This project aims to predict fraudulent insurance claims based on various features related to the claim and the claimant. The project uses several machine learning models including Random Forest, LightGBM, Gradient Boosting, MLP, Logistic Regression, XGBoost, Decision Tree, Gaussian Naive Bayes, and AdaBoost. Each model is trained, hyperparameter-tuned, and evaluated using metrics such as accuracy, precision, recall, F1-score, and AUC-ROC.
The project involves the following steps:
- Data Loading
- Exploratory Data Analysis (EDA)
- Data Preprocessing
- Balancing the Dataset
- Model Training and Evaluation
The dataset used for this project consists of insurance claim records with 25 features. Each record includes details about the claim and the claimant such as the driver's age, gender, marital status, safety rating, annual income, education level, and many more. The target variable is a binary feature indicating whether the claim was fraudulent or not.

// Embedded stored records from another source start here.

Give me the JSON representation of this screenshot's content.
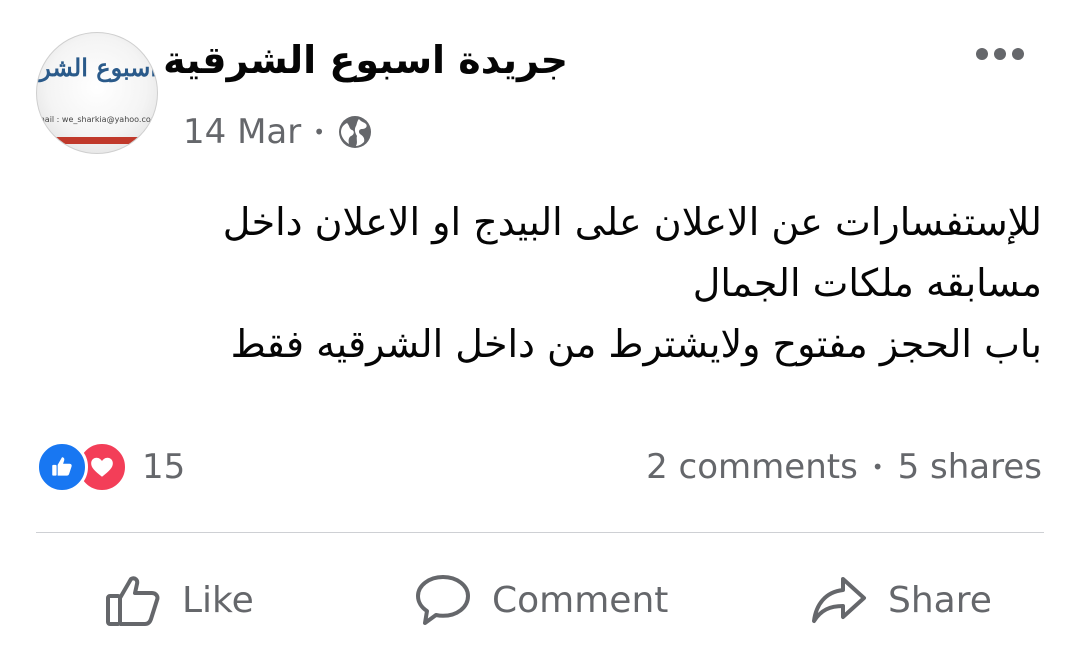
{
  "post": {
    "page_name": "جريدة اسبوع الشرقية",
    "date": "14 Mar",
    "separator": "•",
    "privacy_icon": "globe-icon",
    "avatar": {
      "logo_text": "اسبوع الشرقية",
      "email_line": "mail : we_sharkia@yahoo.com"
    },
    "text_lines": [
      "للإستفسارات عن الاعلان على البيدج او الاعلان  داخل",
      "مسابقه ملكات الجمال",
      "باب الحجز مفتوح  ولايشترط من داخل الشرقيه فقط"
    ]
  },
  "reactions": {
    "icons": [
      "like-reaction-icon",
      "love-reaction-icon"
    ],
    "count": "15"
  },
  "stats": {
    "comments": "2 comments",
    "separator": "•",
    "shares": "5 shares"
  },
  "actions": {
    "like": "Like",
    "comment": "Comment",
    "share": "Share"
  },
  "colors": {
    "accent": "#1877f2",
    "love": "#f33e58",
    "secondary_text": "#65676b",
    "divider": "#ced0d4"
  }
}
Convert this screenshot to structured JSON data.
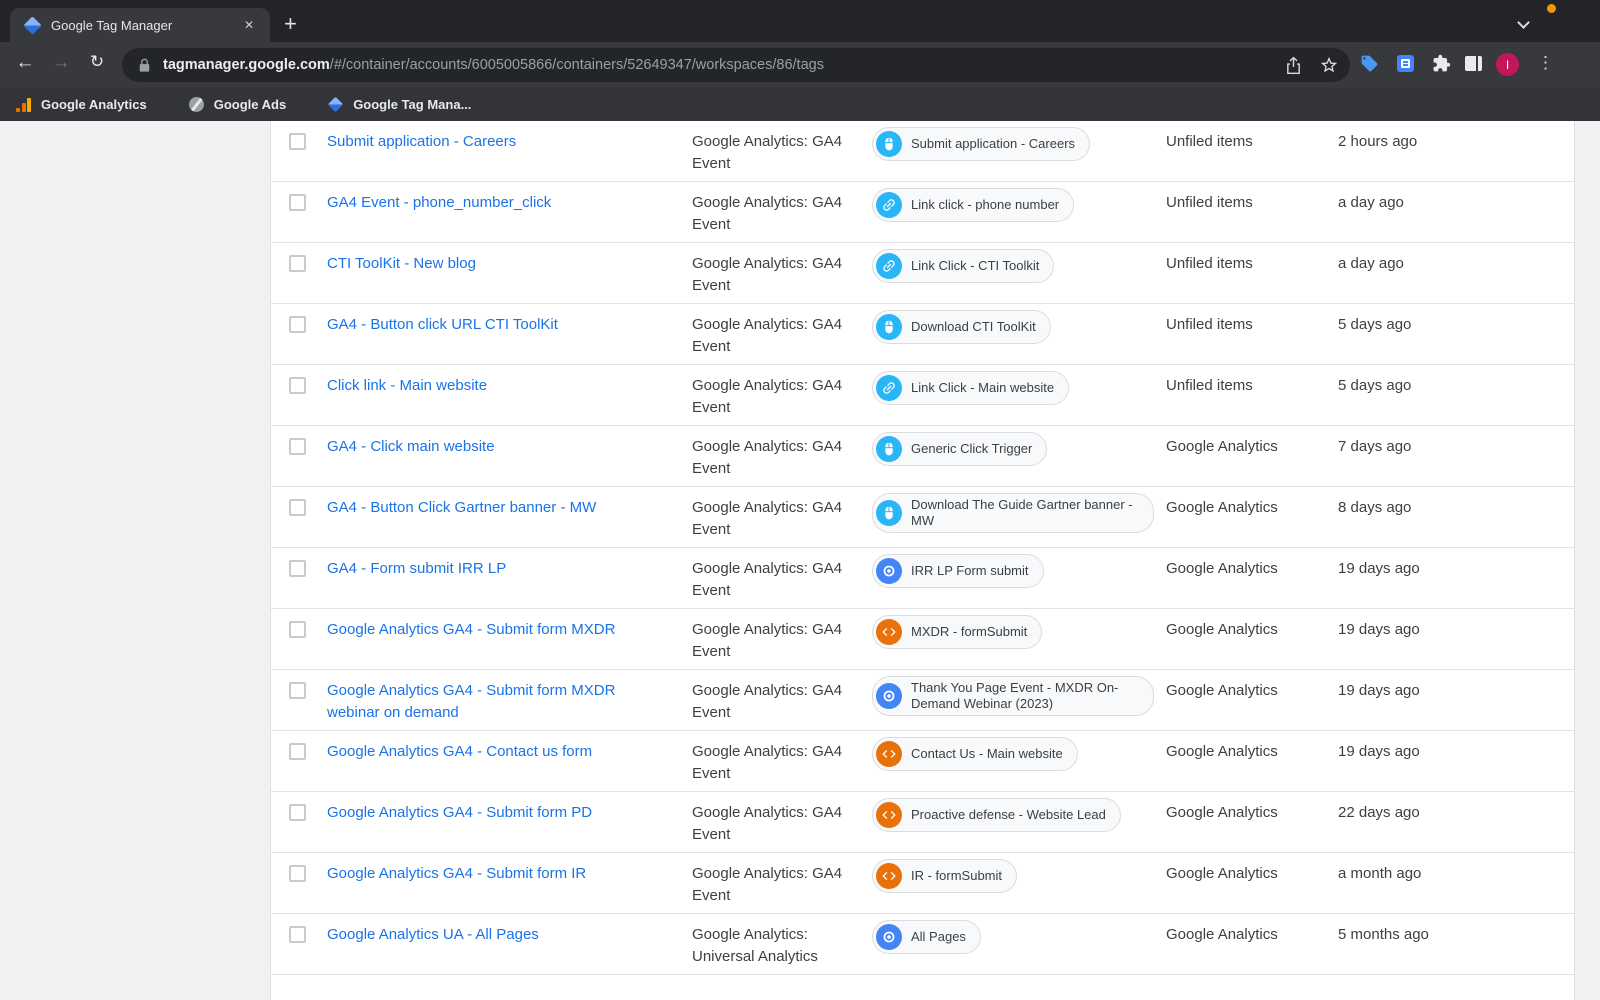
{
  "browser": {
    "tab_title": "Google Tag Manager",
    "icons": {
      "close": "✕",
      "new_tab": "+",
      "back": "←",
      "forward": "→",
      "reload": "↻",
      "menu": "⋮"
    },
    "url": {
      "host": "tagmanager.google.com",
      "path": "/#/container/accounts/6005005866/containers/52649347/workspaces/86/tags"
    },
    "avatar_letter": "I",
    "bookmarks": [
      {
        "label": "Google Analytics"
      },
      {
        "label": "Google Ads"
      },
      {
        "label": "Google Tag Mana..."
      }
    ]
  },
  "colors": {
    "link_blue": "#1a73e8",
    "trigger_click_blue": "#29b6f6",
    "trigger_pageview_blue": "#4285f4",
    "trigger_custom_event_orange": "#e8710a",
    "avatar_pink": "#c2185b"
  },
  "table": {
    "rows": [
      {
        "name": "Submit application - Careers",
        "type": "Google Analytics: GA4 Event",
        "trigger": {
          "label": "Submit application - Careers",
          "icon": "mouse"
        },
        "folder": "Unfiled items",
        "modified": "2 hours ago"
      },
      {
        "name": "GA4 Event - phone_number_click",
        "type": "Google Analytics: GA4 Event",
        "trigger": {
          "label": "Link click - phone number",
          "icon": "link"
        },
        "folder": "Unfiled items",
        "modified": "a day ago"
      },
      {
        "name": "CTI ToolKit - New blog",
        "type": "Google Analytics: GA4 Event",
        "trigger": {
          "label": "Link Click - CTI Toolkit",
          "icon": "link"
        },
        "folder": "Unfiled items",
        "modified": "a day ago"
      },
      {
        "name": "GA4 - Button click URL CTI ToolKit",
        "type": "Google Analytics: GA4 Event",
        "trigger": {
          "label": "Download CTI ToolKit",
          "icon": "mouse"
        },
        "folder": "Unfiled items",
        "modified": "5 days ago"
      },
      {
        "name": "Click link - Main website",
        "type": "Google Analytics: GA4 Event",
        "trigger": {
          "label": "Link Click - Main website",
          "icon": "link"
        },
        "folder": "Unfiled items",
        "modified": "5 days ago"
      },
      {
        "name": "GA4 - Click main website",
        "type": "Google Analytics: GA4 Event",
        "trigger": {
          "label": "Generic Click Trigger",
          "icon": "mouse"
        },
        "folder": "Google Analytics",
        "modified": "7 days ago"
      },
      {
        "name": "GA4 - Button Click Gartner banner - MW",
        "type": "Google Analytics: GA4 Event",
        "trigger": {
          "label": "Download The Guide Gartner banner - MW",
          "icon": "mouse"
        },
        "folder": "Google Analytics",
        "modified": "8 days ago"
      },
      {
        "name": "GA4 - Form submit IRR LP",
        "type": "Google Analytics: GA4 Event",
        "trigger": {
          "label": "IRR LP Form submit",
          "icon": "eye"
        },
        "folder": "Google Analytics",
        "modified": "19 days ago"
      },
      {
        "name": "Google Analytics GA4 - Submit form MXDR",
        "type": "Google Analytics: GA4 Event",
        "trigger": {
          "label": "MXDR - formSubmit",
          "icon": "code"
        },
        "folder": "Google Analytics",
        "modified": "19 days ago"
      },
      {
        "name": "Google Analytics GA4 - Submit form MXDR webinar on demand",
        "type": "Google Analytics: GA4 Event",
        "trigger": {
          "label": "Thank You Page Event - MXDR On-Demand Webinar (2023)",
          "icon": "eye"
        },
        "folder": "Google Analytics",
        "modified": "19 days ago"
      },
      {
        "name": "Google Analytics GA4 - Contact us form",
        "type": "Google Analytics: GA4 Event",
        "trigger": {
          "label": "Contact Us - Main website",
          "icon": "code"
        },
        "folder": "Google Analytics",
        "modified": "19 days ago"
      },
      {
        "name": "Google Analytics GA4 - Submit form PD",
        "type": "Google Analytics: GA4 Event",
        "trigger": {
          "label": "Proactive defense - Website Lead",
          "icon": "code"
        },
        "folder": "Google Analytics",
        "modified": "22 days ago"
      },
      {
        "name": "Google Analytics GA4 - Submit form IR",
        "type": "Google Analytics: GA4 Event",
        "trigger": {
          "label": "IR - formSubmit",
          "icon": "code"
        },
        "folder": "Google Analytics",
        "modified": "a month ago"
      },
      {
        "name": "Google Analytics UA - All Pages",
        "type": "Google Analytics: Universal Analytics",
        "trigger": {
          "label": "All Pages",
          "icon": "eye"
        },
        "folder": "Google Analytics",
        "modified": "5 months ago"
      }
    ]
  }
}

To set up and run this project, you will need Python 3.8 or later and the following Python libraries installed:
- scikit-learn
- xgboost
- matplotlib
- pandas
- numpy
You can install these packages using pip:
pip install scikit-learn xgboost matplotlib pandas numpy
To run this project, simply open and run the Jupyter notebook Vehicle_Insurance_Fraud_Prediction.ipynb.
- Shreyas Chigurupari
- Sree Likhith Dasari
- Snehith Varma Datla
If you have any questions or if you encounter any issues, feel free to open an issue or make a pull request.
Note: This project is for educational purposes and may not be suitable for real-world applications without further modifications and validations.
This README follows the general best practices for creating a README file for a GitHub project. If you need to add or modify any information, you can edit the README file directly on GitHub or in your local project repository.